Naive to this new deadly threat, the US government has launched wave after wave of assaults on the competiveness of American business. Healthcare and financial service “reform” is driving business operating costs higher and credit availability down. The soon-to-expire tax cuts will result in the largest tax increase in American history. It should not be surprising that China would use tactics akin to economic guerrilla warfare to attack when our nation is most vulnerable.
China’s supply of young workers entering the labor force is peaking this year and will decline by one third over the next dozen years due to decades of population control. But big increases in rural farm productivity are pushing huge numbers of the young off the farms and into the factories on the coast. With factory worker suicides rampant and labor striking over wage rates too low to buy food, China panicked last year and increased its money supply by a spectacular 40% to quell dissent. Given the threat from a sinking economy creating a revolutionary environment at home, communist China chose to invade world markets by exporting almost 40% of its gross domestic product.

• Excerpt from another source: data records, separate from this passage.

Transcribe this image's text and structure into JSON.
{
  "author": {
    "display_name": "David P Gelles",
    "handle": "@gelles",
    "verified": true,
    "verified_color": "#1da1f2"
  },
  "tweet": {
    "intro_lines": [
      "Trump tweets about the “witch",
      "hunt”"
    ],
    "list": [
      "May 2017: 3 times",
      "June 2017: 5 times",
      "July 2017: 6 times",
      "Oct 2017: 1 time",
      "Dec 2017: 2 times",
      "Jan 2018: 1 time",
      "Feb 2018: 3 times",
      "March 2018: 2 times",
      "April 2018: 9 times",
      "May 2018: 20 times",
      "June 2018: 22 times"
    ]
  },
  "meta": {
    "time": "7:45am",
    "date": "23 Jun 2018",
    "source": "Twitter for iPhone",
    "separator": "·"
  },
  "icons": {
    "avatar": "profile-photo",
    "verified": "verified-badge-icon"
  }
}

Statistics just released have obliterated any hope that a meaningful economic expansion is under way in Europe, Japan or the US. Business confidence, factory orders, auto sales and consumer product purchases are plummeting. Meanwhile, Chinese exports grew a blistering 22% rate for the second quarter of 2010. With their exports equaling 5% of the world’s gross domestic product (GDP), China’s capture of another 1% of the world’s economy will force producers in other countries to cut employment by approximately 10 million jobs.